By 7 p.m. the 350 attendees had found their places in the sprawling marble lobby that evokes a Japanese garden with bonsai trees, rock beds and shoji walls. A snaking catwalk had been carved out with temporary seating and wooden walkways over an indoor pond.

Daniel Chew, another founder of CFGNY.Credit…Jutharat Pinyodoonyachet for The New York Times

The last person to take her seat was the mother of one of the founders, Ngoc Le, 62, who came in from Massachusetts and made Vietnamese dishes for the cast and crew earlier in the day. Dressed in a conservative black dress and a single string of pearls, she filmed the crowd with her phone as she made her way through the room.

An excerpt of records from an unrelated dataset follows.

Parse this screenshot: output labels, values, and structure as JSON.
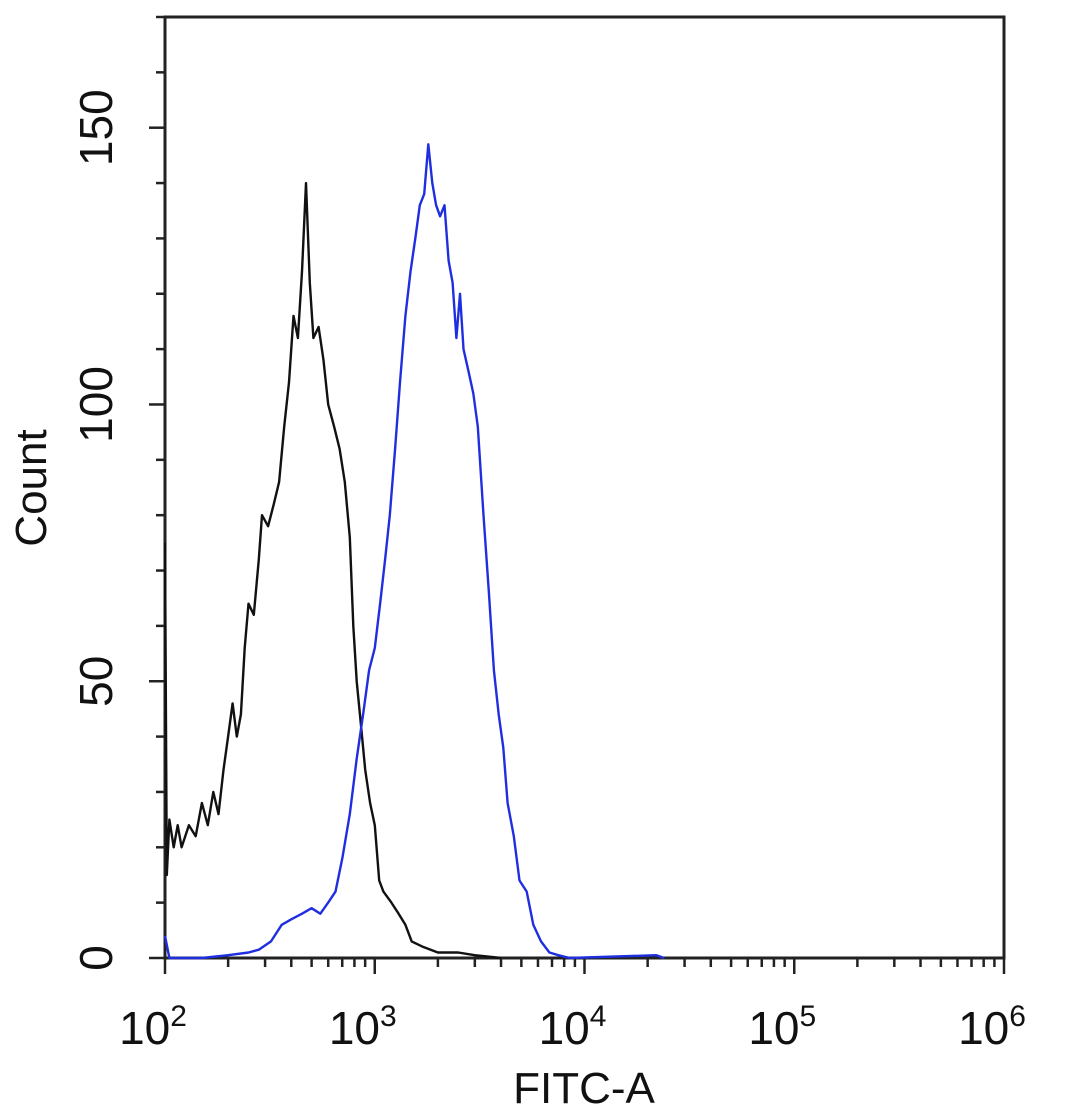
{
  "chart_data": {
    "type": "line",
    "title": "",
    "xlabel": "FITC-A",
    "ylabel": "Count",
    "x_scale": "log",
    "xlim": [
      100,
      1000000
    ],
    "ylim": [
      0,
      170
    ],
    "grid": false,
    "x_ticks": [
      {
        "value": 100,
        "base": "10",
        "exp": "2"
      },
      {
        "value": 1000,
        "base": "10",
        "exp": "3"
      },
      {
        "value": 10000,
        "base": "10",
        "exp": "4"
      },
      {
        "value": 100000,
        "base": "10",
        "exp": "5"
      },
      {
        "value": 1000000,
        "base": "10",
        "exp": "6"
      }
    ],
    "y_ticks": [
      {
        "value": 0,
        "label": "0"
      },
      {
        "value": 50,
        "label": "50"
      },
      {
        "value": 100,
        "label": "100"
      },
      {
        "value": 150,
        "label": "150"
      }
    ],
    "series": [
      {
        "color": "#111111",
        "points": [
          [
            100,
            75
          ],
          [
            102,
            15
          ],
          [
            105,
            25
          ],
          [
            110,
            20
          ],
          [
            115,
            24
          ],
          [
            120,
            20
          ],
          [
            130,
            24
          ],
          [
            140,
            22
          ],
          [
            150,
            28
          ],
          [
            160,
            24
          ],
          [
            170,
            30
          ],
          [
            180,
            26
          ],
          [
            190,
            34
          ],
          [
            200,
            40
          ],
          [
            210,
            46
          ],
          [
            220,
            40
          ],
          [
            230,
            44
          ],
          [
            240,
            56
          ],
          [
            250,
            64
          ],
          [
            265,
            62
          ],
          [
            280,
            72
          ],
          [
            290,
            80
          ],
          [
            310,
            78
          ],
          [
            330,
            82
          ],
          [
            350,
            86
          ],
          [
            370,
            96
          ],
          [
            390,
            104
          ],
          [
            410,
            116
          ],
          [
            430,
            112
          ],
          [
            450,
            124
          ],
          [
            470,
            140
          ],
          [
            490,
            122
          ],
          [
            510,
            112
          ],
          [
            540,
            114
          ],
          [
            570,
            108
          ],
          [
            600,
            100
          ],
          [
            640,
            96
          ],
          [
            680,
            92
          ],
          [
            720,
            86
          ],
          [
            760,
            76
          ],
          [
            790,
            60
          ],
          [
            820,
            50
          ],
          [
            860,
            42
          ],
          [
            900,
            34
          ],
          [
            950,
            28
          ],
          [
            1000,
            24
          ],
          [
            1050,
            14
          ],
          [
            1100,
            12
          ],
          [
            1200,
            10
          ],
          [
            1300,
            8
          ],
          [
            1400,
            6
          ],
          [
            1500,
            3
          ],
          [
            1700,
            2
          ],
          [
            2000,
            1
          ],
          [
            2500,
            1
          ],
          [
            3000,
            0.5
          ],
          [
            4000,
            0
          ]
        ]
      },
      {
        "color": "#1f2fe0",
        "points": [
          [
            100,
            4
          ],
          [
            105,
            0
          ],
          [
            150,
            0
          ],
          [
            200,
            0.5
          ],
          [
            250,
            1
          ],
          [
            280,
            1.5
          ],
          [
            320,
            3
          ],
          [
            360,
            6
          ],
          [
            400,
            7
          ],
          [
            450,
            8
          ],
          [
            500,
            9
          ],
          [
            550,
            8
          ],
          [
            600,
            10
          ],
          [
            650,
            12
          ],
          [
            700,
            18
          ],
          [
            760,
            26
          ],
          [
            820,
            36
          ],
          [
            880,
            44
          ],
          [
            940,
            52
          ],
          [
            1000,
            56
          ],
          [
            1060,
            64
          ],
          [
            1120,
            72
          ],
          [
            1180,
            80
          ],
          [
            1250,
            92
          ],
          [
            1320,
            104
          ],
          [
            1400,
            116
          ],
          [
            1480,
            124
          ],
          [
            1560,
            130
          ],
          [
            1640,
            136
          ],
          [
            1720,
            138
          ],
          [
            1800,
            147
          ],
          [
            1880,
            140
          ],
          [
            1960,
            136
          ],
          [
            2050,
            134
          ],
          [
            2150,
            136
          ],
          [
            2250,
            126
          ],
          [
            2350,
            122
          ],
          [
            2450,
            112
          ],
          [
            2550,
            120
          ],
          [
            2650,
            110
          ],
          [
            2800,
            106
          ],
          [
            2950,
            102
          ],
          [
            3100,
            96
          ],
          [
            3300,
            80
          ],
          [
            3500,
            66
          ],
          [
            3700,
            52
          ],
          [
            3900,
            44
          ],
          [
            4100,
            38
          ],
          [
            4300,
            28
          ],
          [
            4600,
            22
          ],
          [
            4900,
            14
          ],
          [
            5300,
            12
          ],
          [
            5700,
            6
          ],
          [
            6200,
            3
          ],
          [
            6800,
            1
          ],
          [
            7500,
            0.5
          ],
          [
            8500,
            0
          ],
          [
            22000,
            0.5
          ],
          [
            24000,
            0
          ]
        ]
      }
    ]
  }
}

Around 7:20 p.m., the lights dimmed and a howling soundscape by Okkyung Lee, a South Korean cellist, started. CFGNY had its network of artists, influencers, designers and performers walk as models, instead of professionals. They drew from diverse pockets of the Asian diaspora.

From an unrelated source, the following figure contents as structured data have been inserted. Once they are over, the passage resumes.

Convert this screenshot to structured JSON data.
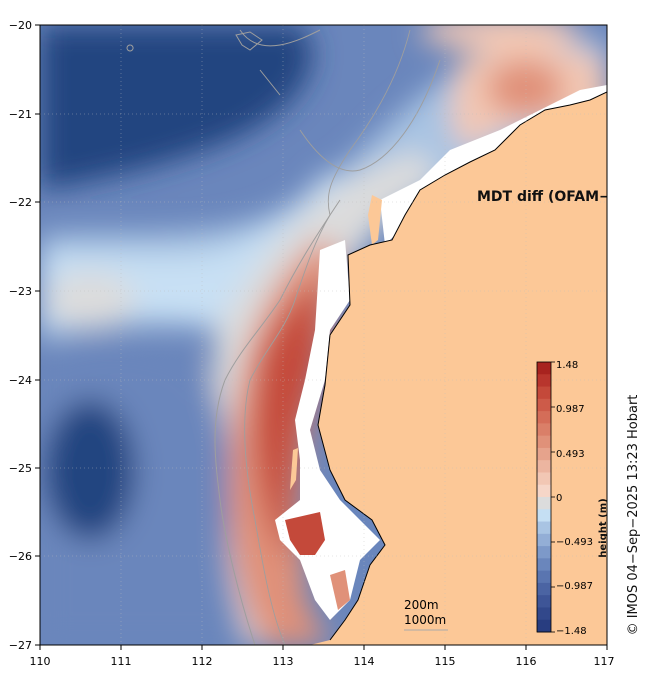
{
  "map": {
    "title": "MDT diff (OFAM−CMEMS)",
    "x_ticks": [
      "110",
      "111",
      "112",
      "113",
      "114",
      "115",
      "116",
      "117"
    ],
    "y_ticks": [
      "−20",
      "−21",
      "−22",
      "−23",
      "−24",
      "−25",
      "−26",
      "−27"
    ],
    "depth_labels": [
      "200m",
      "1000m"
    ],
    "credit": "© IMOS 04−Sep−2025 13:23 Hobart"
  },
  "colorbar": {
    "title": "height (m)",
    "labels": [
      "1.48",
      "0.987",
      "0.493",
      "0",
      "−0.493",
      "−0.987",
      "−1.48"
    ],
    "colors": [
      "#a8231f",
      "#b8352d",
      "#c4493a",
      "#cd5b49",
      "#d46d58",
      "#da7f68",
      "#e09179",
      "#e6a38c",
      "#ecb5a0",
      "#f2c7b4",
      "#f6d6c8",
      "#dcdcdc",
      "#c5dff3",
      "#a9c4e3",
      "#93aed6",
      "#7d99c9",
      "#6a86bc",
      "#5a75b0",
      "#4b64a3",
      "#3e5597",
      "#32488b",
      "#283d80"
    ]
  },
  "colors": {
    "land": "#fcc897",
    "ocean_deep": "#234580",
    "ocean_mid": "#6a86bc",
    "ocean_light": "#a9c4e3",
    "ocean_pale": "#c8e0f4",
    "neutral": "#dcdcdc",
    "warm_light": "#f2c7b4",
    "warm_mid": "#e09179",
    "warm_strong": "#c4493a",
    "warm_dark": "#a8231f",
    "contour": "#9e9e9e"
  }
}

The show opened with the artist Stewart Uoo, who served corporate realness in a sage silk shirt tucked into cobalt chinos, with a sparkly dash of rhinestone fixed to one leg. Miho Hatori, an artist and co-founder of the band Cibo Matto, wore a baseball cap with an olive green work jacket and an indigo blue silk skirt with two stuffed animals tucked inside.

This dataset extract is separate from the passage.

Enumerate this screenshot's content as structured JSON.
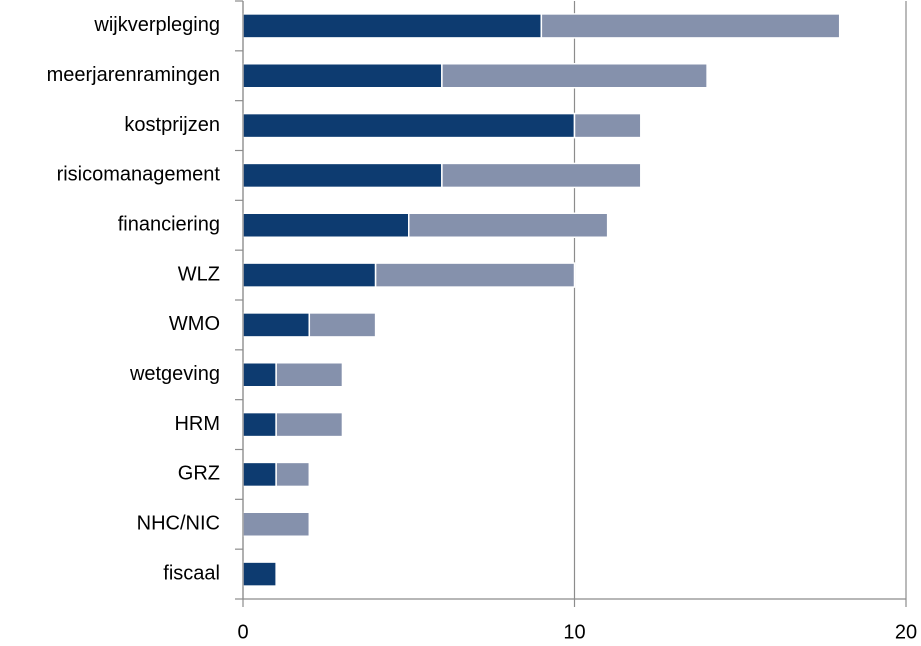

Blake Abbie, 32, who stars on the Netflix reality show “Bling Empire: New York,” wore a blue shirt with English non-words. And West Dakota, a Brooklyn Liberation March organizer, wore a sheer mesh top, Jelly platform heels and a skirt made from cartoonish caterpillar patches.

Nhu Duong modeled one of the looks by CFGNY.Credit…Jutharat Pinyodoonyachet for The New York Times
Helen Chan, who walked the show, was scouted at a Trader Joe’s.Credit…Jutharat Pinyodoonyachet for The New York Times

There was Kawaii cuteness, references to K-pop and anime, blurred gender lines and a mishmash of sartorial references including tartan, animal prints, Western logos and parachute pants. About 13 minutes and 35 looks later, the show ended.

After the designers took their bows, the chairs were cleared, a bar was set up, and sushi was served for an after-party in the lobby. (Some guests lingered upstairs to see CFGNY’s art installation, part of “Refashioning,” on view until Feb. 18.)

From left: Diane Severin Nguyen, X Zhu Nowell and Korakrit Arunanondchai.Credit…Jutharat Pinyodoonyachet for The New York Times

A group gathered around Helen Chan, a retired real estate agent who lives in Brooklyn, impossible to miss with her big purple-silver hair. She was still wearing the bodycon mesh dress and patchwork plaid corset she wore in the show.

Ms. Chan said she was buying bananas a couple of weeks ago at the Trader Joe’s on Grand Street when Mr. Nguyen approached her to walk in this show. “My husband said, ‘Why do that? You’re a nut head,’” Ms. Chan said, laughing. When asked her age, she replied, “my mother is 102.”